Education interest is a term describing the interest paid on loans that are used solely for the purpose of paying for higher education. These loans are used by students and their parents; they are used for the payment of college tuition. In return for these loans, borrowers must pay back the principal of the loan over time along with education interest payments at a rate either determined at the start of the loan or in conjunction with national interest rates. Certain countries allow students to deduct these interest payments from their taxes if they meet qualifications.
Loans are used to pay for many of life's priciest expenditures. For example, people use loans to buy homes or open businesses. In most of these loans, the basic transaction allows borrowers to receive money up-front in exchange for eventual repayment of the principal along with interest payments at some percentage rate. Student loans to pay for college work the same way, so borrowers must be concerned with the rates and policies governing education interest.
In many cases, the rate of education interest is tied to some sort of overarching interest rates at work in the country where the loan was taken out. For example, in the United States certain student loan rates are tied to the interest rates of Treasury bills bought by investors. These loans are usually offered by the federal government. Other student loans may be available from private lenders, and would have different rates attached.

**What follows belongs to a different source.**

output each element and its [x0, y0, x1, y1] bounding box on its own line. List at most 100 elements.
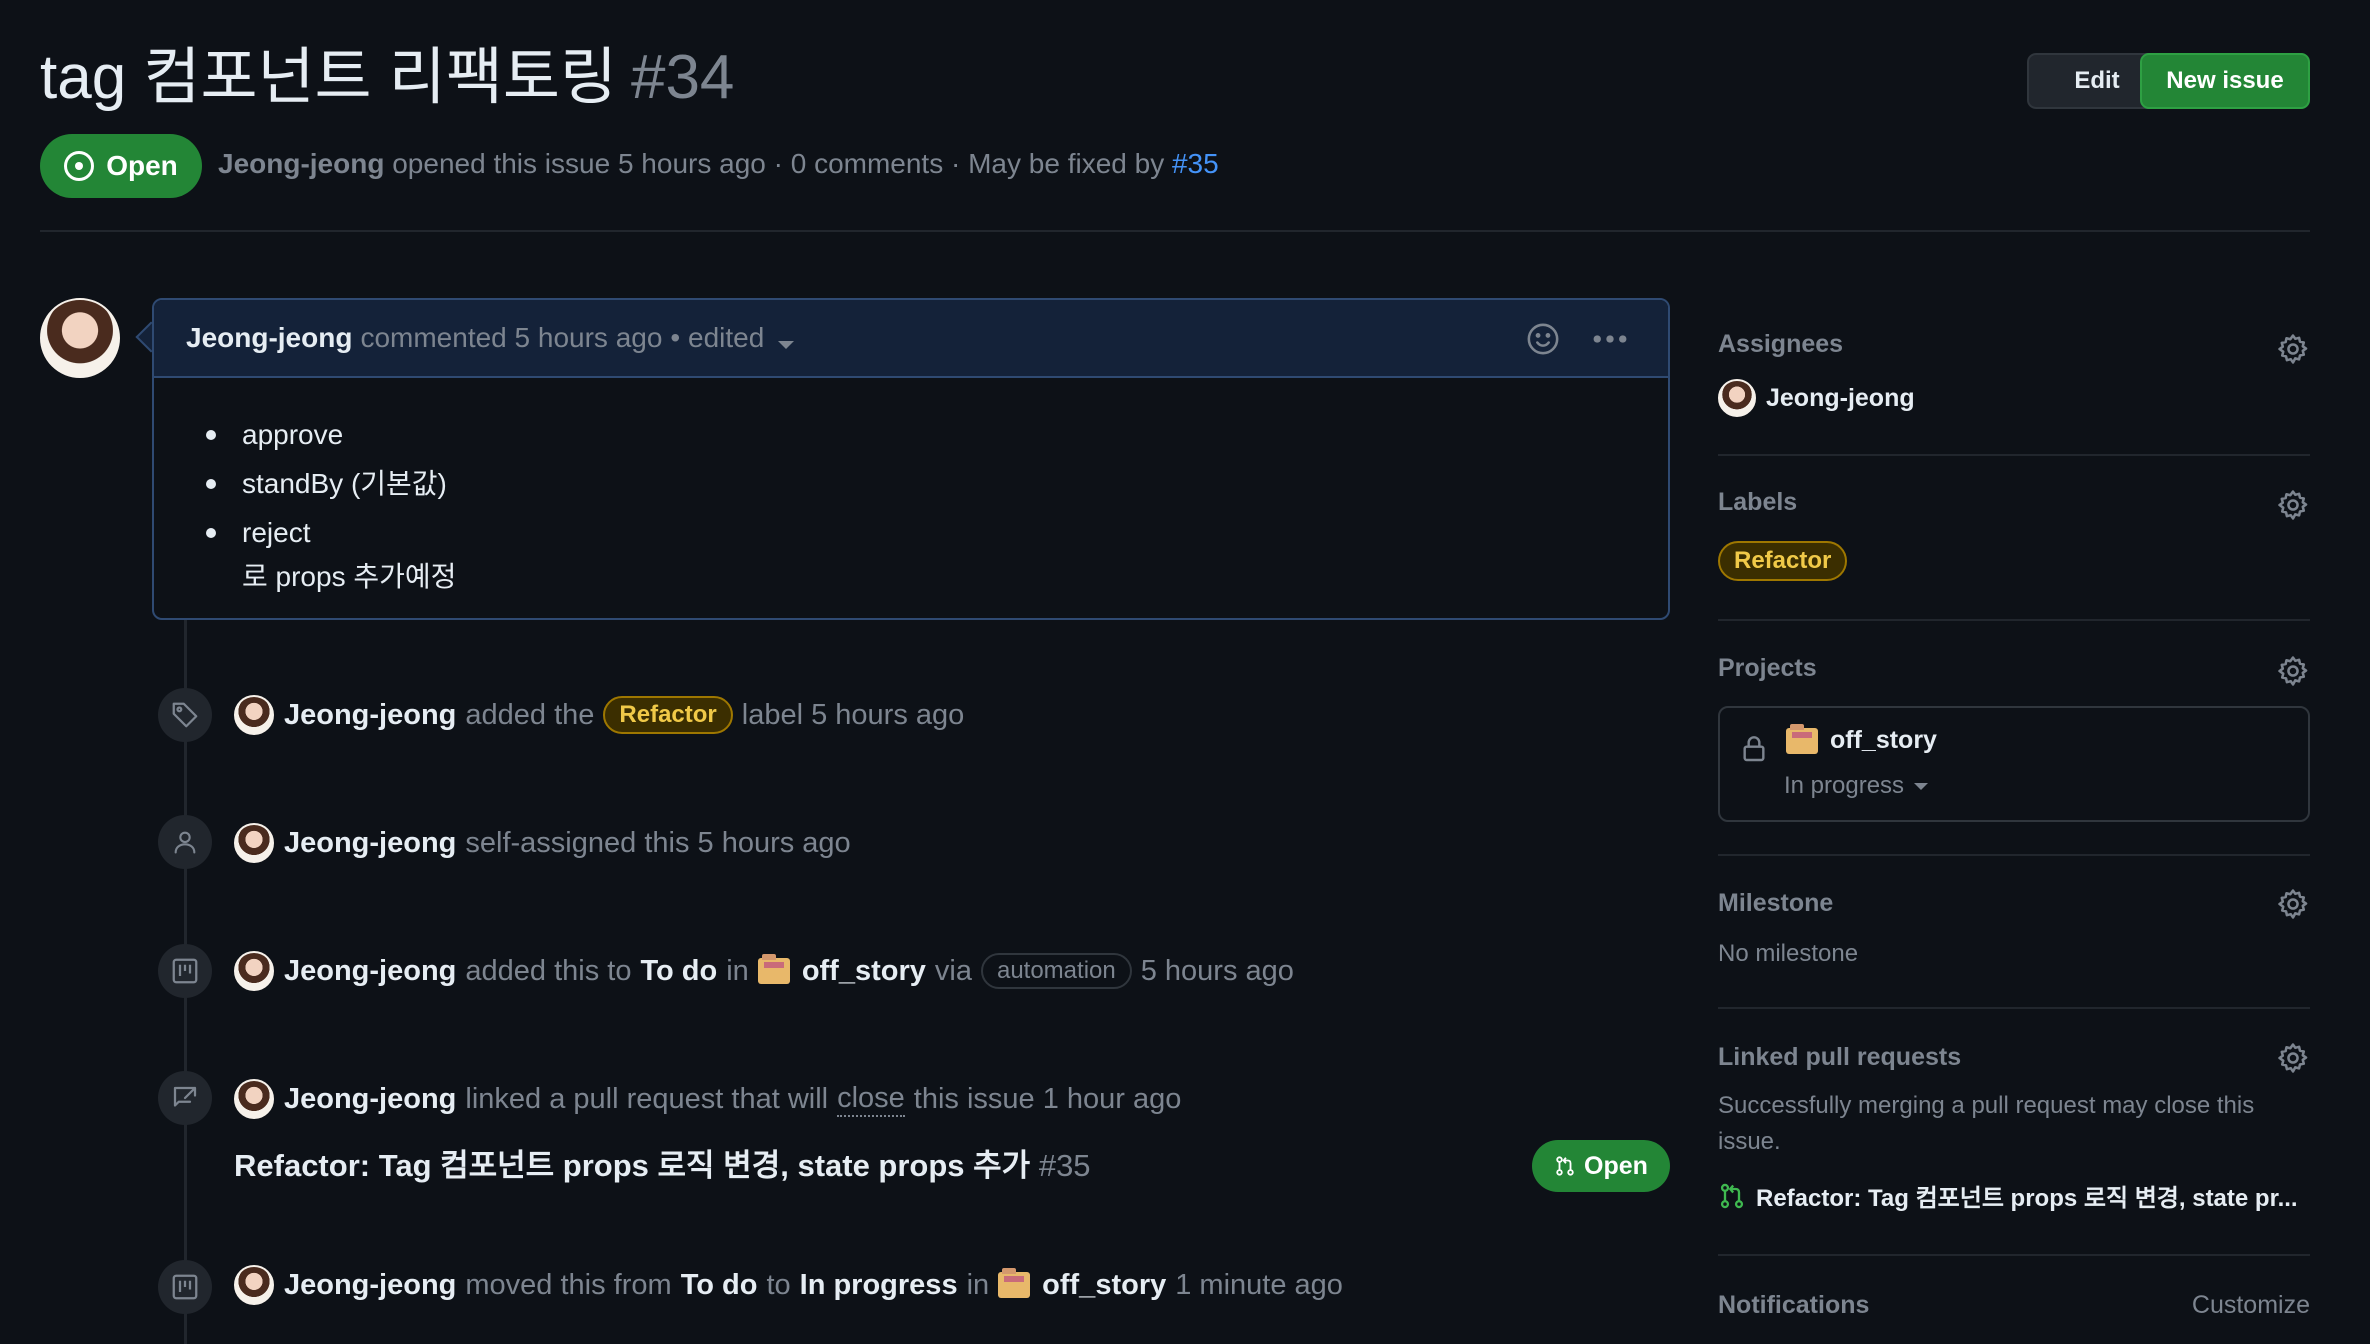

The reason that many students are willing to take on student loans and education interest payments is that they are unable to pay the substantial tuition required to attend most colleges and universities. Student loans are a lot like investments, for both lenders and borrowers. Lenders receive interest payments to compensate for the risk that they take on when authorizing loans, while borrowers, or students, invest in an education that they hope will pay off in their future lives.
To help offset the costs of paying education interest, some governments allow students to receive some tax relief in the form of interest deductions. As an example, students in the US may be able to deduct the amount they paid on interest during the year on their annual taxes. Depending on the type of loan they hold and whether or not they meet certain income requirements, students can take advantage of this benefit to help defray the cost of their education even further into the future when they are more prepared to deal with them.